ローラン家の領地。
それから、俺とシエーナは何度かデートを重ねた。
自分は貴族である、と言う事を意識しなければならない所でなければ、シエーナはちょっと不器用なだけの、まぁ普通の範疇に入る女性だ。
改めてプロポーズし、正式に婚約した。
向こうは、最初から俺に憧れていたそうで、うちの領地で式を挙げる事になった。
最底辺の境遇から貴族に返り咲き、領主として様々な活動をしている俺と、情けで救われはしたが、いつまでも除け者にされる自分。

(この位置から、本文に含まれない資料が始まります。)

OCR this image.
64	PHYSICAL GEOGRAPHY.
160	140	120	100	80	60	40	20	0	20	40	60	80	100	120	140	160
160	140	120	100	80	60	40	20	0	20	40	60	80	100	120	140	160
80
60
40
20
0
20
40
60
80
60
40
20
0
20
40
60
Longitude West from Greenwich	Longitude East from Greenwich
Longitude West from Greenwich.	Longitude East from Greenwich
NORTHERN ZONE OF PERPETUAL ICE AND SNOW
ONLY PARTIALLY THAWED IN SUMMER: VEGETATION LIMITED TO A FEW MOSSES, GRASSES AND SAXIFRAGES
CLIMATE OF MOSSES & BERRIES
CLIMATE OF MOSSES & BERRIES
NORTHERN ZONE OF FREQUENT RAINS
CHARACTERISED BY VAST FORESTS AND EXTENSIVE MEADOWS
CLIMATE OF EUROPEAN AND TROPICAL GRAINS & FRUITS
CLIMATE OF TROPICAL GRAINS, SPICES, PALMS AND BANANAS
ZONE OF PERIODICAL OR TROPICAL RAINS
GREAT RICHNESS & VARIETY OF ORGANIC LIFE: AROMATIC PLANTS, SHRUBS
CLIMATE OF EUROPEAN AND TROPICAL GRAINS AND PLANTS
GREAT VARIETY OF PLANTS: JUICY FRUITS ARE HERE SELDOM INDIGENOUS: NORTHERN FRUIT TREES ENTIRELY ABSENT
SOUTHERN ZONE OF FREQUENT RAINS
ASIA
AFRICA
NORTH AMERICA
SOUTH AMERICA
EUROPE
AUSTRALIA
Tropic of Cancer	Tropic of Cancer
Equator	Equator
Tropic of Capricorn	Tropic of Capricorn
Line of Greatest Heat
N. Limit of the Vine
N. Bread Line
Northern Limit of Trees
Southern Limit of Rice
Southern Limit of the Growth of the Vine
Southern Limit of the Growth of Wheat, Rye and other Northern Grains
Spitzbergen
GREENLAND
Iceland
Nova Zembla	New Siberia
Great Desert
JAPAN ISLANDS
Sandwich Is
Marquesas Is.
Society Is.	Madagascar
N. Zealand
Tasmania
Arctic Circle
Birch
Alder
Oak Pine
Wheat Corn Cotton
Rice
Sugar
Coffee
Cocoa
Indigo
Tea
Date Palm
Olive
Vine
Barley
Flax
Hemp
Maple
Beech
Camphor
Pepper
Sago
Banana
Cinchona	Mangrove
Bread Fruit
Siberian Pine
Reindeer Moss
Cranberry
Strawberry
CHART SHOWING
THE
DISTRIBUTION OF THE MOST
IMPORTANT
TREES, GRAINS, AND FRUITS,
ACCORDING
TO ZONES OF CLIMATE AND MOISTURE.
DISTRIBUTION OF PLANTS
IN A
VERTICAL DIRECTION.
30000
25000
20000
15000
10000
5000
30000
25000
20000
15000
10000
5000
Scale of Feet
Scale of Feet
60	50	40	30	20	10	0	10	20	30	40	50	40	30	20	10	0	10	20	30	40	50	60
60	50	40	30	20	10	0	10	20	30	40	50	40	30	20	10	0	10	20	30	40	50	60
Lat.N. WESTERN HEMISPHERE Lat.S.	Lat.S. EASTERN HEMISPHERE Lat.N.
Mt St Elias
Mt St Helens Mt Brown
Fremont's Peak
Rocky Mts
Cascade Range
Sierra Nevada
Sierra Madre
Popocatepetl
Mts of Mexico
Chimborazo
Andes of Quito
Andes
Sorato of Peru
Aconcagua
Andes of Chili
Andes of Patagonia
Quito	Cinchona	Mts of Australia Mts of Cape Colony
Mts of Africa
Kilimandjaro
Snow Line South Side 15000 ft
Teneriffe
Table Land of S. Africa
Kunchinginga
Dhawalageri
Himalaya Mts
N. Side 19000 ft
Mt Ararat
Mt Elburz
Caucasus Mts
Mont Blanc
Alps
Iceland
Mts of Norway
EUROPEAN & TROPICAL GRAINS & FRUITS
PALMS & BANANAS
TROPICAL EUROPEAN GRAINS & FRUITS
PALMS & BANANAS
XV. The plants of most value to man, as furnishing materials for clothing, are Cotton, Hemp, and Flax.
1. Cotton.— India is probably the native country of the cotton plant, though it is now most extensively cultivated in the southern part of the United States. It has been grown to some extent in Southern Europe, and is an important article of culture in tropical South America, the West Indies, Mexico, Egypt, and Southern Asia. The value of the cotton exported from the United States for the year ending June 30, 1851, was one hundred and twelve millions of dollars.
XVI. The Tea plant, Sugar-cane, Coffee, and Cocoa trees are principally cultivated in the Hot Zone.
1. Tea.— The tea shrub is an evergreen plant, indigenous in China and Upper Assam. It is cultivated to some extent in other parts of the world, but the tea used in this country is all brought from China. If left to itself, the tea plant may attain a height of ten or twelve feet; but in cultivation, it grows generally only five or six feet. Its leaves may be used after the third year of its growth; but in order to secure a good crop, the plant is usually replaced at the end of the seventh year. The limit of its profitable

遠くから、成功した自分を眺めているような気分だったそうな。
俺は、さっさと事を済ませたい。
それしかなかった。
一度、フィリップを連れてローラン卿の領地まで行き、彼と会った。
どこにでもいる老人で、没落しつつあるローラン伯爵家の行く末だけを、しきりに気にしていた。
ローラン家も、古い血筋だ。そんな家にありがちな事だが、実権はほぼ家臣に握られてしまっている。
この領地を継ぐのは嫡男なのだろうが、次男は既に家を出て、三男と四男は成人しておらず、馬を駆って修練に励んでいた。
王国の北部、畑の収穫を期待するには寒過ぎるこの地域では、牧畜が盛んだ。
特に馬は名産であり、北方の異民族産に比べれば見劣りするが、それなりに良い馬を飼っていた。
商人に馬や羊を売り、食糧やその他諸々を仕入れて、生計を立てている者が多い。
貧しくはないが、豊かでもない。
町はあるし活気もあるのだが、どこか浮ついた活気に感じられる。
ここにはもう発展の余地もなく、家臣団とも上手くいっていない。
あと数代で、ローラン家は貴族と言う地位を失うだろう。
そんな事を見てとった俺達は、ローラン家の領地から、五十名ほど牧畜に詳しい領民と、一千頭の羊、百頭の馬を引き抜いた。
まともに教育されていない娘を、俺の嫁候補に送りつけたのだ。それぐらいは出してもらう。
俺がそれを知っている事に、ローラン家の家臣達は動揺し、ローラン卿は薄く笑みを浮かべていた。
交渉には、フィリップがあたり、その間、俺はローラン卿と少しだけ話しをした。
特に、俺を恨みに思う事はない。
俺となら、シエーナと合うと思った。
そんな事を、老人らしく何度も言っていた。
彼は、どこにでもいる、孫が可愛くて仕方がない老人だった。
先の事も、わかっていて、十一歳になる四男は、成人したらうちに仕える事になった。
家名を、細々とでも後世に残したいらしい。
それぐらいの事は、なんとでもなる。
事を済ませると、俺達はさっさと王都に戻った。
のどかな場所だったが、どこか物悲しく、落ち着かない。
王都に戻ってすぐ、領地に戻る手配をした。
しばらく、戻って来る事もあるまい。
未練は、まるでなかった。
俺が生きる場所は、ここではない。
シエーナは、ちょっとだけ名残惜しそうにしていたが。